Fluid resuscitation was the first-line treatment for hemorrhagic shock. Wang et al²⁷ found that bicarbonate Ringer’s solution (BRS) maintained typical glycocalyx structure and mitigated inflammation, maintaining mean arterial pressure in rats with hemorrhagic shock. Zhao et al²⁸ discovered that HES (130/0.4) protected against endothelial injury in hemorrhagic shock rats by downregulating heparanase, hyaluronidase, and neuraminidase expression. Malate Ringer’s (L-malate acetic acid-balanced fluid) was a novel resuscitation fluid containing the indispensable intermediate metabolite L-malate (330mg/500mL). L-malate, via the malate-aspartate shuttle, entered the mitochondrial matrix through the oxaloacetate malate carrier (OMC) channel and was converted to NADH under malate dehydrogenase. NADH reduced oxaloacetate to malate, which penetrated the matrix through the OMC on the mitochondrial inner membrane, regenerating oxaloacetate and NADH. NADH entered the electron respiratory chain to produce ATP. At the same time, matrix-generated oxaloacetate converted to aspartate under the action of glutamate oxaloacetate transaminase, which was then transported out of the matrix by the aspartate glutamate carrier (AGC), continuing the shuttle to provide energy and enhance the body’s oxidative phosphorylation and energy metabolism.²⁹ It’s reported that Malate Ringer’s fluid reduced myocardial injury in septic rats by improving mitochondrial function and inhibiting apoptosis, with L-malate playing a crucial role.¹³ Our TPP@PAMAM encapsulating L-malate to form RPP@PAMAM@MA was confirmed in preliminary studies to target myocardial mitochondria, reducing consumption and delivering more L-malate to myocardial mitochondria, providing more raw materials for ATP synthesis.

Ferroptosis was a form of regulated cell death, closely associated with the production of mitochondrial lipid reactive oxygen species (ROS) and the destruction of the antioxidant system. Jang et al³⁰ found that mitochondria were involved in the onset of ferroptosis, since mitochondrial fragmentation and lipid peroxidation occurred shortly after ferroptosis-related stimuli, leading to inhibition of oxidative phosphorylation and electron transport chain (ETC) complexes, and therefore exacerbating RSL3-induced ferroptosis. Ye et al³¹ discovered that inhibiting the ferroptosis SLC7A11/GPX4 pathway contributed to attenuating mitochondrial damage in the myocardium. Im et al³² found that COX-2 functions as a cellular factor which induces superoxide-mediated cell death in primary cortical neurons. Cortical neurons with enhanced COX-2 expression showed superoxide generation, GSH depletion, and lipid peroxidation in response to low doses of Fe²⁺. We also found substantial increases in MDA, GSSG, and Fe²⁺, but decreases in GPX4 and GSH levels in cardiac tissues after hemorrhagic shock, indicating impaired antioxidant capacity, accumulation of lipid peroxides, and comprehensive disruption of redox homeostasis happened in the hemorrhagic shock-induced rat model. TPP-MR directly reduced mitochondrial ROS levels in myocardial cells, enhanced myocardial mitochondrial energy supply, and improved mitochondrial function. Furthermore, after TPP-MR infusion, the antioxidant capacity improved as the expression of GSH and GPX4 increase, but the expression of ACSL4 and COX2 decreased. By this way, TPP-MR infusion increased MAP and cardiac output, improved myocardial tissue perfusion, and significantly improved survival. Therefore, we hypothesized TPP-MR improved cardiac function in rats with hemorrhagic shock by reducing mitochondrial ROS and improving mitochondrial function via inhibiting ferroptosis.

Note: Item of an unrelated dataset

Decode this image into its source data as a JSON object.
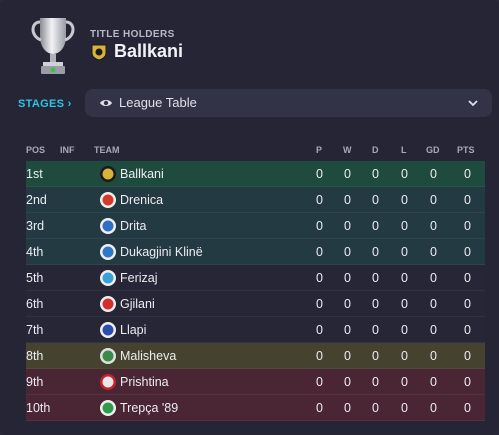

Although this study observed the protective effects of TPP-MR on myocardial injury in hemorrhagic shock, whether it could protect patients with hemorrhagic shock remained to be further studied. What’s more, the impact of extensive infusion of this fluid on the long-term prognosis of hemorrhagic shock also need further confirmation.

Conclusion

TPP-MR alleviated myocardial injury in rats with hemorrhagic shock by improving mitochondrial function and inhibiting ferroptosis.